Population (30 June 2025)
- • Total: 49,972
- • Density: 160.0/km^{2} (414.3/sq mi)
- Time zone: UTC+1 (CET)
- • Summer (DST): UTC+2 (CEST)
- ISO 3166 code: SE
- Province: Uppland
- Municipal code: 0117
- Website: www.osteraker.se

= Österåker Municipality =

Österåker Municipality (Österåkers kommun, /sv/) is a municipality in Stockholm County in east central Sweden. Its seat is located in the town of Åkersberga, with a population of 26,727 (2005).

From 1974 to 1982 Österåker was part of Vaxholm Municipality.

Its location by the Stockholm archipelago, in the Roslagen area, attracts both people who settles here, often commuting to Stockholm, and visiting tourists.
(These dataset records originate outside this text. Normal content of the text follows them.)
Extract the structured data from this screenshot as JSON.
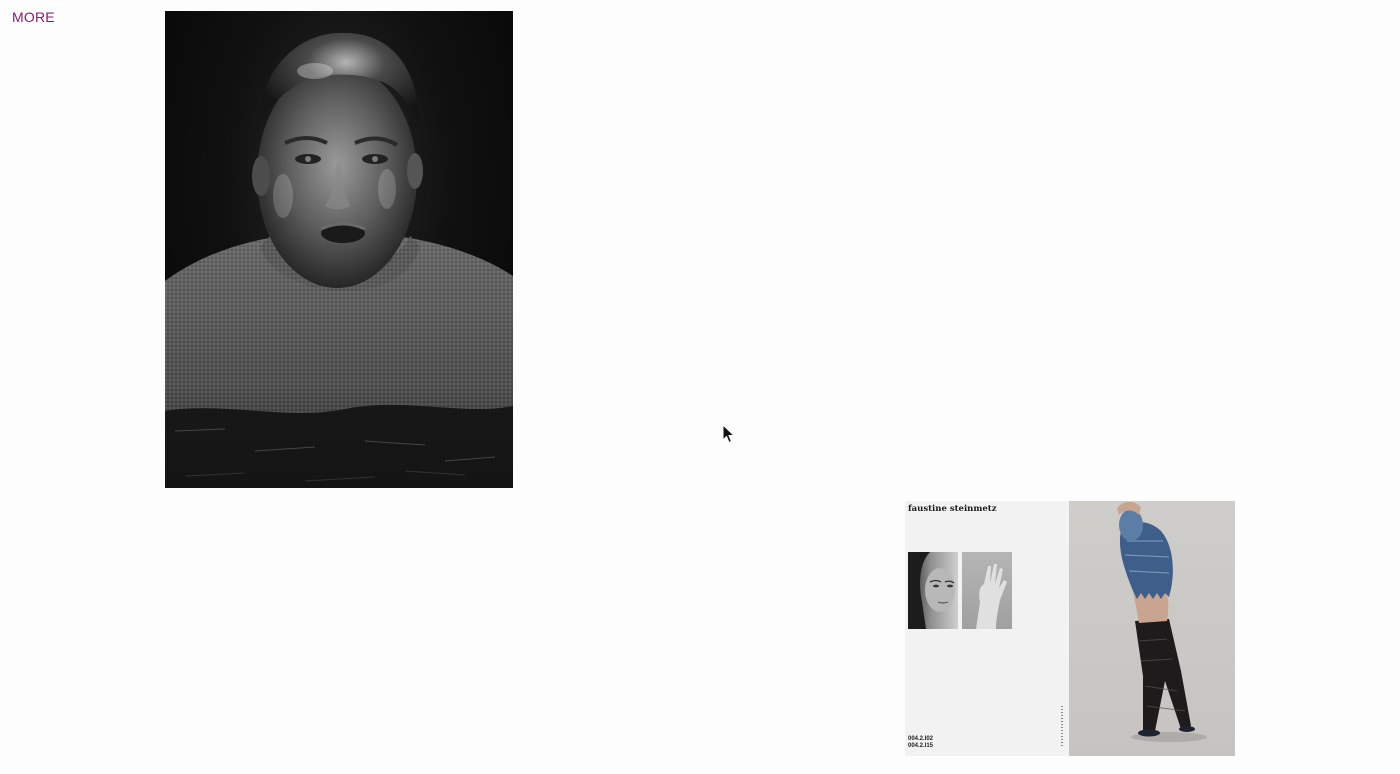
{
  "nav": {
    "more_label": "MORE"
  },
  "spread": {
    "title": "faustine steinmetz",
    "codes": [
      "004.2.I02",
      "004.2.I15"
    ]
  },
  "colors": {
    "accent": "#8b1a6e",
    "background": "#fdfdfd"
  },
  "icons": {
    "cursor": "arrow-cursor-icon"
  }
}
Österåker boasts several golf courses, many possibilities for canoeing, horse riding, fishing and other nature activities.

Österåker also has a historical significance, with at least three notable castles from the 17th and 18th centuries, with histories tracing even further back. Sweden's once largest quartz mine, the Härsbacka mine, lays within the municipality.
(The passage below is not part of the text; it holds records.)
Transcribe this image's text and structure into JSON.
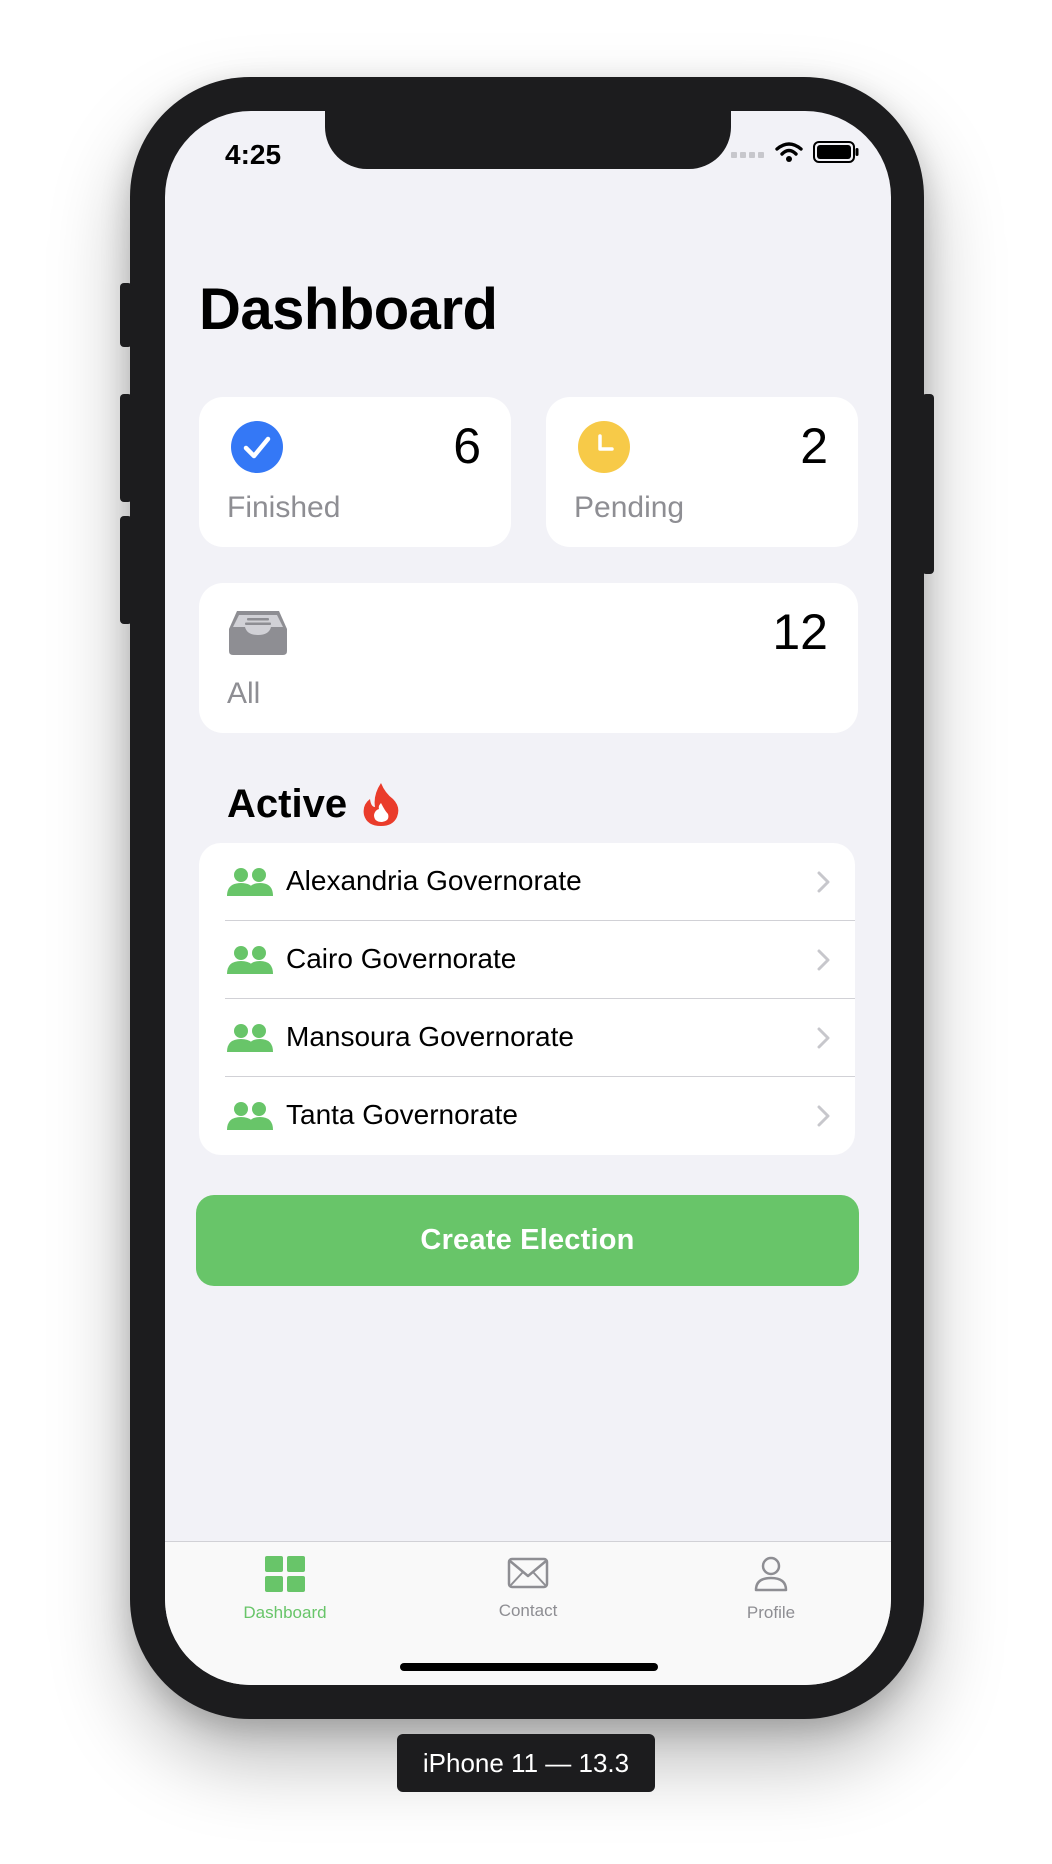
{
  "status_bar": {
    "time": "4:25"
  },
  "page": {
    "title": "Dashboard"
  },
  "stats": {
    "finished": {
      "label": "Finished",
      "count": "6",
      "icon": "checkmark-circle-icon",
      "color": "#3478f6"
    },
    "pending": {
      "label": "Pending",
      "count": "2",
      "icon": "clock-icon",
      "color": "#f7ca48"
    },
    "all": {
      "label": "All",
      "count": "12",
      "icon": "tray-icon",
      "color": "#8e8e93"
    }
  },
  "active_section": {
    "title": "Active",
    "icon": "flame-icon",
    "items": [
      {
        "label": "Alexandria Governorate",
        "icon": "people-icon"
      },
      {
        "label": "Cairo Governorate",
        "icon": "people-icon"
      },
      {
        "label": "Mansoura Governorate",
        "icon": "people-icon"
      },
      {
        "label": "Tanta Governorate",
        "icon": "people-icon"
      }
    ]
  },
  "create_button": {
    "label": "Create Election"
  },
  "tabbar": {
    "tabs": [
      {
        "label": "Dashboard",
        "icon": "grid-icon",
        "active": true
      },
      {
        "label": "Contact",
        "icon": "envelope-icon",
        "active": false
      },
      {
        "label": "Profile",
        "icon": "person-icon",
        "active": false
      }
    ]
  },
  "device_label": "iPhone 11 — 13.3",
  "colors": {
    "accent_green": "#68c569",
    "background": "#f2f2f7",
    "secondary_text": "#8e8e93"
  }
}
Like many other municipalities making up Metropolitan Stockholm, Österåker has a significant outward-commuting mainly to Stockholm, with some 13,000 commuters.

== Geography ==
Of the 800 islands and islets, the largest one is Ljusterö, a community of its own covering the eastern side of the mainland, and accessible by car. Easy access is granted by regular ferries, including one old steam ship from 1898. Other major islands are Finnhamn, Husarö and Ingmarsö.

===Localities===
- Rydbo
- Skärgårdsstad
- Svinninge
- Åkersberga (seat)
- Österskär

==Demography==
===2022 by district===
This is a demographic table based on Österåker Municipality's electoral districts in the 2022 Swedish general election sourced from SVT's election platform, in turn taken from SCB official statistics.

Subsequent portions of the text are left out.